It’s an old saw among those who think knee-jerk cynicism is a replacement for healthy skepticism that politicians always break their promises. That’s challenged by an interesting study out of Canterbury University about whether governments keep their election promises. In the 11 terms from 1972 to 2005, each government kept at least half its election promises and the average was a lot higher.
Unfortunately, the full study isn’t available but there’s some interesting data in the press release.
Before 1984, governments kept 80% of their election promises on average. This dropped to 69% during the Rightwing revolution from 1984-1996.
The 1996-1999 National-NZF Government failed to live up to its promises more than any other – it was the only time a party has kept fewer promises in a successive term in office (the exact figure isn’t given in the press release but it must be something just aboue 50% – the average from 1996-2005 was 62% and the average from 1999-2005 was 82%).
The current government has returned to high standards in promise-keeping; 82% of pre-election promises were kept by the Labour-led Governments between 1999 and 2005.
The press release says the highest percentage of election promises kept by a government was nearly 90% but doesn’t say which governemnt it was. Based on the available figures, however, it would seem it was either the 1972-1975 Labour Government or the 2002-2005 Labour-led Government.

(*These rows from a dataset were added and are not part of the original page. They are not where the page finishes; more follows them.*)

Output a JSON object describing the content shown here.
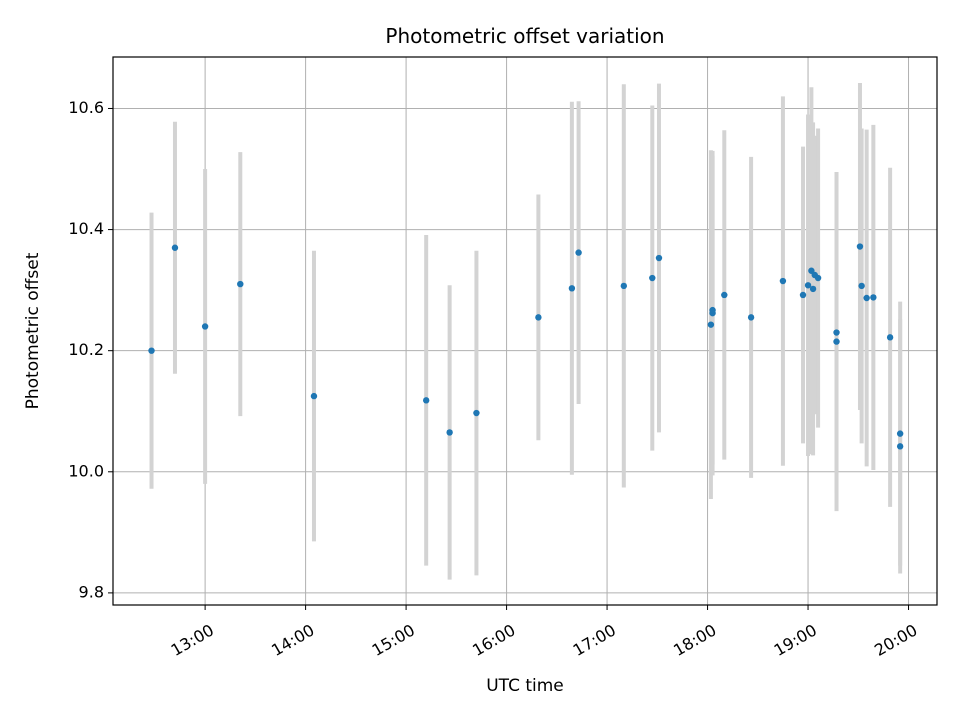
{
  "chart_data": {
    "type": "scatter",
    "title": "Photometric offset variation",
    "xlabel": "UTC time",
    "ylabel": "Photometric offset",
    "x_tick_labels": [
      "13:00",
      "14:00",
      "15:00",
      "16:00",
      "17:00",
      "18:00",
      "19:00",
      "20:00"
    ],
    "y_tick_labels": [
      "9.8",
      "10.0",
      "10.2",
      "10.4",
      "10.6"
    ],
    "xlim": [
      "12:05",
      "20:17"
    ],
    "ylim": [
      9.78,
      10.685
    ],
    "grid": true,
    "point_color": "#1f77b4",
    "errorbar_color": "#d3d3d3",
    "series": [
      {
        "points": [
          {
            "x": "12:28",
            "y": 10.2,
            "err": 0.228
          },
          {
            "x": "12:42",
            "y": 10.37,
            "err": 0.208
          },
          {
            "x": "13:00",
            "y": 10.24,
            "err": 0.26
          },
          {
            "x": "13:21",
            "y": 10.31,
            "err": 0.218
          },
          {
            "x": "14:05",
            "y": 10.125,
            "err": 0.24
          },
          {
            "x": "15:12",
            "y": 10.118,
            "err": 0.273
          },
          {
            "x": "15:26",
            "y": 10.065,
            "err": 0.243
          },
          {
            "x": "15:42",
            "y": 10.097,
            "err": 0.268
          },
          {
            "x": "16:19",
            "y": 10.255,
            "err": 0.203
          },
          {
            "x": "16:39",
            "y": 10.303,
            "err": 0.308
          },
          {
            "x": "16:43",
            "y": 10.362,
            "err": 0.25
          },
          {
            "x": "17:10",
            "y": 10.307,
            "err": 0.333
          },
          {
            "x": "17:27",
            "y": 10.32,
            "err": 0.285
          },
          {
            "x": "17:31",
            "y": 10.353,
            "err": 0.288
          },
          {
            "x": "18:02",
            "y": 10.243,
            "err": 0.288
          },
          {
            "x": "18:03",
            "y": 10.262,
            "err": 0.268
          },
          {
            "x": "18:03",
            "y": 10.267,
            "err": 0.255
          },
          {
            "x": "18:10",
            "y": 10.292,
            "err": 0.272
          },
          {
            "x": "18:26",
            "y": 10.255,
            "err": 0.265
          },
          {
            "x": "18:45",
            "y": 10.315,
            "err": 0.305
          },
          {
            "x": "18:57",
            "y": 10.292,
            "err": 0.245
          },
          {
            "x": "19:00",
            "y": 10.308,
            "err": 0.282
          },
          {
            "x": "19:02",
            "y": 10.332,
            "err": 0.303
          },
          {
            "x": "19:03",
            "y": 10.302,
            "err": 0.275
          },
          {
            "x": "19:04",
            "y": 10.325,
            "err": 0.23
          },
          {
            "x": "19:06",
            "y": 10.32,
            "err": 0.247
          },
          {
            "x": "19:17",
            "y": 10.23,
            "err": 0.265
          },
          {
            "x": "19:17",
            "y": 10.215,
            "err": 0.28
          },
          {
            "x": "19:31",
            "y": 10.372,
            "err": 0.27
          },
          {
            "x": "19:32",
            "y": 10.307,
            "err": 0.26
          },
          {
            "x": "19:35",
            "y": 10.287,
            "err": 0.278
          },
          {
            "x": "19:39",
            "y": 10.288,
            "err": 0.285
          },
          {
            "x": "19:49",
            "y": 10.222,
            "err": 0.28
          },
          {
            "x": "19:55",
            "y": 10.063,
            "err": 0.218
          },
          {
            "x": "19:55",
            "y": 10.042,
            "err": 0.21
          }
        ]
      }
    ]
  }
}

I would argue that, given economic and other circumstances change over election campaigns and the three years of a parliamentary term, a government that manages to fulfil 4 out of every 5 promises it makes is doing very well.
The study also confirms that parties with rightwing agendas tend to keep them secret so they can get elected and then force their agenda on the country once they are in power; the rightwing governments from 1984-1999 kept few of their moderate promises and enacted a hardright agenda instead. That’s something that we should keep in mind as the outlines of National’s secret agenda slip out.